Linard saw she was hung up on a large log, bent over with her naked buttocks raised. He stepped into the shallow water for a closer look. The woman's arms dangled below her, swaying in the slow moving current. Her hair floated on the water. She was very white, bleached from long immersion. A purplish heart tattoo marked one arm. Linard could see the woman's face staring down at the shallow riverbed under the water. Her eyes appeared to have no pupils, and Linard knew the woman was very dead.
Linard's brain at first refused to function. His first thought was to get away. He raced back up the bank to the slaughterhouse, where there was a telephone mounted on the wall. He called the operator and asked for the police. While he waited for them to come on the line, Linard told the slaughterhouse workers about the dead woman. The building emptied as the slaughterers and meat cutters stampeded to the embankment and gaped at the riverbed, all of them jabbering at once. The cattle bawled in their wooden chute, temporarily reprieved.
About an hour after Linard made his discovery, a plain sedan driven by a young man with jet black hair, a mustache, and a network of scars across his neck drove up to the slaughterhouse and parked in front. King County Police Department major crimes detective David Reichert had arrived to begin an investigation of the death. Reichert's first task was to determine whether murder had been committed.
Reichert's most important task at this point was to make sure nothing that might explain the death was overlooked. He went down the bank to the river and looked at the dead woman, then came back and talked quietly to uniformed police, telling them to search the river banks for anything that might explain how the woman had come to be there.
Soon a nondescript gray van from the medical examiner's office arrived. Someone produced a folded blue plastic bag. Police and medical examiners went to the river and returned with the blue bag sagging heavily in their hands. They put the bag down on the concrete apron near the truck, behind the slaughterhouse, out of the view of the television news crews now already setting up on the road, and gave the victim a quick inspection. Linard put down his hose and went over to watch.
It all seems so quiet, so ordinary to them, Linard thought, just like the body was an old piece of meat, not a dead woman. The medical examiner's pathologist unzipped the plastic bag and pulled it away. He watched as the pathologist rolled the body around, viewing it, looking for an indication of the cause of death. There was no blood, no obvious wound, just water bloated white flesh. Linard now saw that the woman's body actually had numerous tattoos.
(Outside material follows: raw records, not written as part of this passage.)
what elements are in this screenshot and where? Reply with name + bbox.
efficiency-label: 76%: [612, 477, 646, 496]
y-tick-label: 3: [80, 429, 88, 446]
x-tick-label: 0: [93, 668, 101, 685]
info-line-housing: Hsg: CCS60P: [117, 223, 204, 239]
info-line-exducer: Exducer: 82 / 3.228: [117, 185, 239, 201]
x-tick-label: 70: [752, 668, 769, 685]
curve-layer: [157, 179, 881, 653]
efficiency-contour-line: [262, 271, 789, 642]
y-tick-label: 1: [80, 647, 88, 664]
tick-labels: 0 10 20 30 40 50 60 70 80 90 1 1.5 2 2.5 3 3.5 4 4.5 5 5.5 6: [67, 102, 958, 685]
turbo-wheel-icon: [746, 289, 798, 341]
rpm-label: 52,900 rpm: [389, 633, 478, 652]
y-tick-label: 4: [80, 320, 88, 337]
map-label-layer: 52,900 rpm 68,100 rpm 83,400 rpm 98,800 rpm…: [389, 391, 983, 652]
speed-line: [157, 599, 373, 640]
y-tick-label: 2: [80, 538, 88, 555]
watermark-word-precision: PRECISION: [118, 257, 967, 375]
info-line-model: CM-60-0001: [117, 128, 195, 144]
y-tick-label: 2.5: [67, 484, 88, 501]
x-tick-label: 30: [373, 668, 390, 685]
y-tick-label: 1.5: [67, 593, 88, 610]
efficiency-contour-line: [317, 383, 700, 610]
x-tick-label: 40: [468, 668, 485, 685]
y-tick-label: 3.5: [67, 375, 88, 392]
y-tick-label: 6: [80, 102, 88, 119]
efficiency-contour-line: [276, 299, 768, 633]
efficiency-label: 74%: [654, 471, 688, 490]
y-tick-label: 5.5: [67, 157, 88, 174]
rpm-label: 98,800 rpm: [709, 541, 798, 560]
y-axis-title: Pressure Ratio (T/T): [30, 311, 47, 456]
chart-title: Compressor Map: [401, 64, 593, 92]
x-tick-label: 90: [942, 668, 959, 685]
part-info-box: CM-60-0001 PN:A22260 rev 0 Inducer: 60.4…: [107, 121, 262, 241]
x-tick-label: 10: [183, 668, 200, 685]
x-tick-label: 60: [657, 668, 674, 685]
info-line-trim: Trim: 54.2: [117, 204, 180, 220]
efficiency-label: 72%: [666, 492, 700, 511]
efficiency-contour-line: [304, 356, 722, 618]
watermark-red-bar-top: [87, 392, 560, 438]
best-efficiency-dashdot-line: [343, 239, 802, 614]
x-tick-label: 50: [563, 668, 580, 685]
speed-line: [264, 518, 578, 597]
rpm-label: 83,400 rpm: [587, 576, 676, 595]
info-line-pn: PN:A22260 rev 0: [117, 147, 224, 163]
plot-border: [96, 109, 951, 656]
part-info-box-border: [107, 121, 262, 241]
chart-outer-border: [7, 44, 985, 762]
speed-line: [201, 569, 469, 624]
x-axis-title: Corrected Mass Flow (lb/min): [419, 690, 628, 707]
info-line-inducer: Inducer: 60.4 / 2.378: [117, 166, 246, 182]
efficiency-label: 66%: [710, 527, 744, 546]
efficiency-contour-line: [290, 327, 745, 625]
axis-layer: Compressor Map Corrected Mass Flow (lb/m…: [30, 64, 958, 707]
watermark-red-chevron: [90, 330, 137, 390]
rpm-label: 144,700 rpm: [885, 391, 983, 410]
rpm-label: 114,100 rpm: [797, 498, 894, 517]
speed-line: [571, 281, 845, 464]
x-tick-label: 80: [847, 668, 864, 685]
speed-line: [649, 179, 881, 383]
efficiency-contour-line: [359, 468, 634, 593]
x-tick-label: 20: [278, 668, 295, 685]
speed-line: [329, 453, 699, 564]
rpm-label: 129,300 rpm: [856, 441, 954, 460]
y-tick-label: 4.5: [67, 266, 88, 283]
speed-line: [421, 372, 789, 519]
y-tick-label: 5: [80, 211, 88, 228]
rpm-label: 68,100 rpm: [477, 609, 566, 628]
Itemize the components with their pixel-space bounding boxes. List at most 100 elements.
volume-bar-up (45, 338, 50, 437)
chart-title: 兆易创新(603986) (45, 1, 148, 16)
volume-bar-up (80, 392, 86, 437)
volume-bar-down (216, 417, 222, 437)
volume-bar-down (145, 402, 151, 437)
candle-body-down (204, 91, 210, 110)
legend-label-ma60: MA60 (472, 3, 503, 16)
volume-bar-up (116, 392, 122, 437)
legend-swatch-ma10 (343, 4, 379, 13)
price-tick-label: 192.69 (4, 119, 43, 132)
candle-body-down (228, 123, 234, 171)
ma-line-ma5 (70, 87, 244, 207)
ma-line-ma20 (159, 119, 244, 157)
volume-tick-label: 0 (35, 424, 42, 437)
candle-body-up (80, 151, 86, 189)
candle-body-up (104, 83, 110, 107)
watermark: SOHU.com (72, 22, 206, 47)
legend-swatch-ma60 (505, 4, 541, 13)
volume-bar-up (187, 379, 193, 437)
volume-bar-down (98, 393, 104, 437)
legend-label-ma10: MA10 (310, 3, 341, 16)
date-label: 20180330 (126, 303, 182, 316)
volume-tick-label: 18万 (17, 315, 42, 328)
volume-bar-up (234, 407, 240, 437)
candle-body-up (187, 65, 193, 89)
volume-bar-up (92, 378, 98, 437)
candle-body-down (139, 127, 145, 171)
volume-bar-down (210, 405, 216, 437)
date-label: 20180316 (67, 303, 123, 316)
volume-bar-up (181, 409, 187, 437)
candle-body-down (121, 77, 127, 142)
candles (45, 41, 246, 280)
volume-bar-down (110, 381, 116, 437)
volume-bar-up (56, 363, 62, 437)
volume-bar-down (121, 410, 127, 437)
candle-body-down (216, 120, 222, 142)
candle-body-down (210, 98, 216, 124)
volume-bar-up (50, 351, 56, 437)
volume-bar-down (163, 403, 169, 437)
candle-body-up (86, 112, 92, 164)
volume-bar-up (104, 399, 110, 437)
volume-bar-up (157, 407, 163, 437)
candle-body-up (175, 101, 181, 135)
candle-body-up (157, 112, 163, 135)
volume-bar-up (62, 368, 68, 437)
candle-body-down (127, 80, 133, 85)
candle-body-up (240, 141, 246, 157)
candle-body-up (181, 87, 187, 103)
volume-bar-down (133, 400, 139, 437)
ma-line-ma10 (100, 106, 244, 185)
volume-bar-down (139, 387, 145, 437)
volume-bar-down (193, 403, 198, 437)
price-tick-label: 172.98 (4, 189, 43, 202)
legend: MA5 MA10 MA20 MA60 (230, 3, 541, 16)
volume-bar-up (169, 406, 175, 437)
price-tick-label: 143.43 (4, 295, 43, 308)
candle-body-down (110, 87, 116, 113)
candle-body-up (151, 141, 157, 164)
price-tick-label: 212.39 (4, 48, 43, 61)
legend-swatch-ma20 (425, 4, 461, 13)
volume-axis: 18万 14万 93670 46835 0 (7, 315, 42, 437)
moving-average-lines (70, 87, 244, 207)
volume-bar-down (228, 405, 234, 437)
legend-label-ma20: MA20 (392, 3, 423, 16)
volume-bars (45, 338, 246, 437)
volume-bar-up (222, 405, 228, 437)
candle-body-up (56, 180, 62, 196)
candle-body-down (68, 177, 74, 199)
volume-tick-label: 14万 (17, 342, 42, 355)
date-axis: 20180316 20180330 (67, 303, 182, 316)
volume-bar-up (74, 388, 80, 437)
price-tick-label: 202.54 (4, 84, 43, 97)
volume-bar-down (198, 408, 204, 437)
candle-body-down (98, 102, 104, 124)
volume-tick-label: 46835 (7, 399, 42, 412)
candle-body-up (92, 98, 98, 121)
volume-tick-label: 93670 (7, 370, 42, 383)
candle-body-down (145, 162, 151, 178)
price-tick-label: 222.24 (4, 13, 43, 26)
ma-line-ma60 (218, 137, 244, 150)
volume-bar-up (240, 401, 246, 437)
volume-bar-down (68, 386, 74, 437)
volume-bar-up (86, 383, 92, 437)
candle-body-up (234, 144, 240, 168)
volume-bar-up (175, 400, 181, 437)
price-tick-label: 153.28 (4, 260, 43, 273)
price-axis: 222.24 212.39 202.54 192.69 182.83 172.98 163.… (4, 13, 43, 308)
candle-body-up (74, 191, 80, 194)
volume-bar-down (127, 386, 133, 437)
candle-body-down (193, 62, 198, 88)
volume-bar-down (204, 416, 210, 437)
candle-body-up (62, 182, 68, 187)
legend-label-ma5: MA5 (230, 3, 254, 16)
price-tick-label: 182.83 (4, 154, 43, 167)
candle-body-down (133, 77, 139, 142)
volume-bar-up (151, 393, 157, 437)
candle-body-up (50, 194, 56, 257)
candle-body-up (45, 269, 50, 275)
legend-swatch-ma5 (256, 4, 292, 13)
The whites of her eyes bugged out, and he saw again that the pupils had disappeared. It was clear to the pathologist that the woman had been dead for at least several weeks, maybe even longer. The skin of the fingers was already beginning to slouch off from long immersion in the water. Fingerprints would be difficult, maybe even impossible. The putrefaction of the corpse and the number of small insect larvae present on the exposed skin surfaces indicated that the woman had died long before that day. The pathologist put the body back into the bag, and then the bulging sack was put onto the collapsible gurney for the trip to the gray van. The television cameras dutifully recorded the event. Overhead a television helicopter hovered, preparing for a live feed for the evening news.
Meanwhile, the uniformed police, assisted by police from the city of Kent, continued searching both banks of the river, looking for the woman's clothing or anything that might suggest how she had come to be there. One by one the uniformed cops returned to tell Reichert that the search of the riverbank had produced nothing: no clothes, no identification, not a shred of evidence to indicate how the woman had died. Reichert nodded. As things later turned out, believing there was no more evidence to be found was the first mistake, and probably the biggest.